= Five Blues Lake National Park =

National Park in Belize

Location of Five Blues Lake, (middle right).

Five Blues Lake National Park is a 10-acre parcel of tropical forest in Belize, which is enclosed by over 4,000 acres of limestone hills. The lake obtained its name from the different shades of blue it reflects from the different water depths and the reflection of sunlight through the trees that frame the lake. The lake is maintained by an Association of Friends living in the Village of St. Margret's, a few minutes from the lakeside. Beside the lake is a shoreline of sunken limestone at the edge of the lake which leads to Orchid Island, where an abundance of wild orchids grows. In 2007, a drought was thought to have condemned the lake; studies were conducted to determine the cause.

== History==
Five Blues Lake was established as a national park in April 1991. Since the boundaries were not clearly defined, it was enlarged in April 1994, to approximately 1640 hectares, (4,000 acres). Prior to the declaration the area was mainly exploited by people for fishing, hunting, and farming. Thereafter, the site was managed by a local Non-governmental Organization (NGO), called the Association of Friends of Five Blues Lake. The lake is believed to have formed because of a blockage of an underground waterway, which is a normal feature in karstic landscape. Various small streams also contributed to the creation of the lake.

== Fauna ==
167 species of birds and over 20 species of bats have been identified in the park. The five wild cats of Belize (jaguar, jaguarundi, margay, mountain lion and ocelot) are said to reside within the park, which is also home to howler monkeys, tapirs, pacas (gibnut), peccaries and armadillos.
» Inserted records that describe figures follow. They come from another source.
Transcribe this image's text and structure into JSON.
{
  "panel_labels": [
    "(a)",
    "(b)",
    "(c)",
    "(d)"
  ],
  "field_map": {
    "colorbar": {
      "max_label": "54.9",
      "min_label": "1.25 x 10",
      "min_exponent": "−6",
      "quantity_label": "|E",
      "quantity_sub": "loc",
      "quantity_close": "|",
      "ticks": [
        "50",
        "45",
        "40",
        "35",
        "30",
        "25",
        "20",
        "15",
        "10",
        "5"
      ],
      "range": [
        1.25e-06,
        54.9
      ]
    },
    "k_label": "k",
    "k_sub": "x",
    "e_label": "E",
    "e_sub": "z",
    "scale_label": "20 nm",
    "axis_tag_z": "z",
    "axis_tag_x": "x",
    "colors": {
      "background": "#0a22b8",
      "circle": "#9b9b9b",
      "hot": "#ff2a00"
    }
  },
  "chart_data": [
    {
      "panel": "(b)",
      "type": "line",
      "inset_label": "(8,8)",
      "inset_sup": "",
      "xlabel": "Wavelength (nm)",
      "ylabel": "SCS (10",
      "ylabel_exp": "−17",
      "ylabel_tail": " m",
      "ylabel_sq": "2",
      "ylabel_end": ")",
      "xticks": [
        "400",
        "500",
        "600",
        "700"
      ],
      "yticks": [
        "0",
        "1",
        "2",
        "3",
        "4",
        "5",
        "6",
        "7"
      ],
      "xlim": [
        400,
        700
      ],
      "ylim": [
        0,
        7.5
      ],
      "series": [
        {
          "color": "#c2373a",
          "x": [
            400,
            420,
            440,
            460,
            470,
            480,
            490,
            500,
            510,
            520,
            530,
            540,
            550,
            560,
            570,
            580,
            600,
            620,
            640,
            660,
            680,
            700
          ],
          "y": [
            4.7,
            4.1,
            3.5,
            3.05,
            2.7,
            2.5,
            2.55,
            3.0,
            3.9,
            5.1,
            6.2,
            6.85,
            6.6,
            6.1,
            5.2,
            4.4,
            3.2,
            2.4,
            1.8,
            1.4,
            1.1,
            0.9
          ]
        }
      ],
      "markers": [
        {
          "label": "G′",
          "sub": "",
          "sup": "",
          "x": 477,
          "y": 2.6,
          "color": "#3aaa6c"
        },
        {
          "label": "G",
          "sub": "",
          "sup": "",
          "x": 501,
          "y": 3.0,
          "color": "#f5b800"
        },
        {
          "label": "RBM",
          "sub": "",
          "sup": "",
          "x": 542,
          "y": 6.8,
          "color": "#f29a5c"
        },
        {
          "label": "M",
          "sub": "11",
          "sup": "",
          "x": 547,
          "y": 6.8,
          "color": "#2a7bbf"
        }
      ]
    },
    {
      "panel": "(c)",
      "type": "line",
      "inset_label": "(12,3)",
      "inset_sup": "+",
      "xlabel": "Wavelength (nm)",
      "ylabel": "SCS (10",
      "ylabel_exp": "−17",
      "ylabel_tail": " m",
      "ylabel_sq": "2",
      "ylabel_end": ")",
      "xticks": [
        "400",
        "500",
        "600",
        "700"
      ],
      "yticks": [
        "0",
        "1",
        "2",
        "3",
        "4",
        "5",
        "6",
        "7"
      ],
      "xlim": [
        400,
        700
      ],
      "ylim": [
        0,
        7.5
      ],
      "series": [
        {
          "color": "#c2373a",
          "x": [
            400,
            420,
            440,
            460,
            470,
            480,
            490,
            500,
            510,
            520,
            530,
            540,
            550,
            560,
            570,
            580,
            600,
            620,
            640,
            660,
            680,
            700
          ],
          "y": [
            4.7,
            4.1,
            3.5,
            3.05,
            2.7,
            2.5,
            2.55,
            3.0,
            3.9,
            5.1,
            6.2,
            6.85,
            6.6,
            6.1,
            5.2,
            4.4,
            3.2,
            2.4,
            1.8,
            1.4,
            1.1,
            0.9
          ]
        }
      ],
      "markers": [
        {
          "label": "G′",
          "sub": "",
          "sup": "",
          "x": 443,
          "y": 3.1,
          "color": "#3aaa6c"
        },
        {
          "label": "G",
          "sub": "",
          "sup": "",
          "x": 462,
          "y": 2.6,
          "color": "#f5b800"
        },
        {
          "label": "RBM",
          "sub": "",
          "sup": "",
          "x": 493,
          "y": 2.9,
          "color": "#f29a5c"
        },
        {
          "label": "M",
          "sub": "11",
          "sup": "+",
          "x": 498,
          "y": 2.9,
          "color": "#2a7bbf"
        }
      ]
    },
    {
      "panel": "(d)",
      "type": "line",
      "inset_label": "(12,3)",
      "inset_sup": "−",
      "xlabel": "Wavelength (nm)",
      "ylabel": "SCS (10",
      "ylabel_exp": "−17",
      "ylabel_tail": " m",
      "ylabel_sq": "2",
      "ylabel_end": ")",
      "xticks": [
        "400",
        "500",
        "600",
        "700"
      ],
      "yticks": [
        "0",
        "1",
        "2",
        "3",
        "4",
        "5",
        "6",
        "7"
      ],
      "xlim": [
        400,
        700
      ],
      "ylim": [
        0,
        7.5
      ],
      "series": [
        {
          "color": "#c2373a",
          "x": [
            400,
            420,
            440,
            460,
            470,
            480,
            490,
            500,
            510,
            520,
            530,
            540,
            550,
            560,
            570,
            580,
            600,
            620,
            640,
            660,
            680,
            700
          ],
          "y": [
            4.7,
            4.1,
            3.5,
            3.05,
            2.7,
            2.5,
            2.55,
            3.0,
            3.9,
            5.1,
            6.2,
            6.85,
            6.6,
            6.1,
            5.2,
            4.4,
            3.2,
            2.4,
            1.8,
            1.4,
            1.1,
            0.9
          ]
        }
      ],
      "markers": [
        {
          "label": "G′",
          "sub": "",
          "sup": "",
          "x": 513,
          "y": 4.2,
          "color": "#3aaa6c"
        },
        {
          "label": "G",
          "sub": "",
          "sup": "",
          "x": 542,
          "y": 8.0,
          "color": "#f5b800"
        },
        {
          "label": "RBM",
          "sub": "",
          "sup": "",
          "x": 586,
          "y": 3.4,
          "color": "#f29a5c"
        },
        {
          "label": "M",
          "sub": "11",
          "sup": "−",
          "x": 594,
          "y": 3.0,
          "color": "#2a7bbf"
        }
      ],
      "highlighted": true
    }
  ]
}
Studies have not been done on the aquatic life that exists in the lake; however, two species of fish have been found, bay snook and tuba.

St Margaret's Village

Five Blues lake is surrounded by deciduous forest and lime-living vegetation. Selective logging, chicle and rubber tapping, fruit gathering and other extractive uses, ancient Mayan silvicultural practices, and clearing for various types of agriculture have had considerable effects on the forest over time, but today the park is sustainably managed by the local community.

== Physical features and climate ==
The lake is found in a karstic area with alluvial spots. The park also contains caves, sinkholes and exposed rock faces. The parcel contains calcareous soil, mainly shallow and stony, some drained clay areas, and riverine alluvium in the valleys, but most soil is limestone in origin. Steep hills surround the 7.4 acres lake with seasonal swamp. The lake appears to be fed by small underground creeks. It has a small island with an abundance of orchids. Five Blues hydrological structure is similar to that of Blue Hole National Park. The lake collects approximately 104 in of rainfall annually. Its elevation is between 50 and 1180 ft above sea level. The park has water which flows over, under and through it which feeds into the Sibun River.

== Drainage of lake ==
Unfortunately in 2006, the lake experienced a drought. Survey conducted determined that heavy rainfall in June and July 2006 led to flooding, which removed sediment fill or organic material in the caves. The average monthly rainfall at Hummingbird Villages totaled 432 mm in June and 672 mm in July 2006. The rapid drainage of the lake still remains uncertain. It is believed that it may have resulted from failure of a plug in the lake bed cenote that eased near-vertical discharge into underlying cave channels. Although prior reports of rapid drainage of cenote did not exist, heavy rainfall may have increased pressure in the lake, but there is no evidence of a lake-bottom plug either prior to drainage or as a result of sediment erosion before refilling, and the reported depth of the cenote, which puts it well below sea level, suggests that vertical drainage is unlikely. Another cause could be that of an unblocking incident downstream, which led the water to drain out. This explanation is said to be more probable. Meerman reported that local residents had previously noted sudden fluctuations in the lake and that turbidity appeared to have become less seasonally predictable, perhaps presaging later developments. Furthermore, local residents reported that after the drainage of the lake there was a new, smaller lake in another part of the park which could point to an underground connection.

== Local population ==
St. Margaret's (Santa Martha) Village is located on Hummingbird Highway and Lagoon Road at Mile 32. The name St. Margaret's is now used to refer specifically to an area of government sub-divided land near Mile 32 that was set up about 5 years ago to accommodate a flood of Spanish-speaking immigrants. The village has mostly unsurveyed land, referred to as the older area of settlement. The village is said to be the refuge of many immigrants in the early 1980s. In 1980, the village had a population of 60 residents, in 1991 it increased to 415 and later to 600-700 people.